WWW2026

Triple-R: Iterative Query Rewriting and Refinement for Retrieval-Augmented Fake News Detection

Jie Li, Jinrui Wang, Linmei Hu, Yuqiu Deng

Abstract

The rapid spread of online misinformation poses a serious threat to public trust and social stability, making automatic fake news detection increasingly critical. In this work, we propose a novel retrieval-augmented fake news detection framework, Triple-R (Rewriting, Retrieval, and iterative Refinement), which emphasizes optimizing the retrieval query. Unlike prior retrieval-augmented methods that adapt either the retriever or the verification module, often overlooking the gap between news text and the evidence needed for verification, our approach focuses on adapting the search query to retrieve the most relevant evidence. Specifically, we employ a small language model as a trainable query rewriter, optimized via reinforcement learning with feedback from a frozen LLM-based fake news detector, to transform the original news text into effective retrieval queries.
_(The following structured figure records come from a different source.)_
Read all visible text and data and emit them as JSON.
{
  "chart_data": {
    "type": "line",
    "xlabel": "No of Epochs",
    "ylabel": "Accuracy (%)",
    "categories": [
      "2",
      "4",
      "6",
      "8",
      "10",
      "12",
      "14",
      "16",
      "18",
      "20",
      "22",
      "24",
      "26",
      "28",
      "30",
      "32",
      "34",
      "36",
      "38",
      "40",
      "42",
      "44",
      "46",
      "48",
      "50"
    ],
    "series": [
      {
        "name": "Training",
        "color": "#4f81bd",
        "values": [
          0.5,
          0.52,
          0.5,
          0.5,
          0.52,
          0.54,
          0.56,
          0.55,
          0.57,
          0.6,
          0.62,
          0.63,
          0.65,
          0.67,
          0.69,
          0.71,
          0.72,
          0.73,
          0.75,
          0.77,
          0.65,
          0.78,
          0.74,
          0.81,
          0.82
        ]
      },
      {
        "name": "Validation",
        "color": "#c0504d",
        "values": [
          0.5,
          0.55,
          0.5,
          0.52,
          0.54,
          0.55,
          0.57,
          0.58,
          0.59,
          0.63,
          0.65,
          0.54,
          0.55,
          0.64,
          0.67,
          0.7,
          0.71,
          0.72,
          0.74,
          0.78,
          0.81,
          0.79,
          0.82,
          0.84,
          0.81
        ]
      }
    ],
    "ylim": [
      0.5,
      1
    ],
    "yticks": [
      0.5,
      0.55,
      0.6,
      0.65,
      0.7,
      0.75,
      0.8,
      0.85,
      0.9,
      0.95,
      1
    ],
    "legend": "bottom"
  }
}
To further enhance evidence relevance, we introduce an iterative query refinement mechanism, which progressively updates rewritten queries based on previously retrieved results. Finally, the original news text and the evidence retrieved through refined queries are integrated for verification. Experiments on two real-world datasets demonstrate consistent improvements, validating the effectiveness of our approach.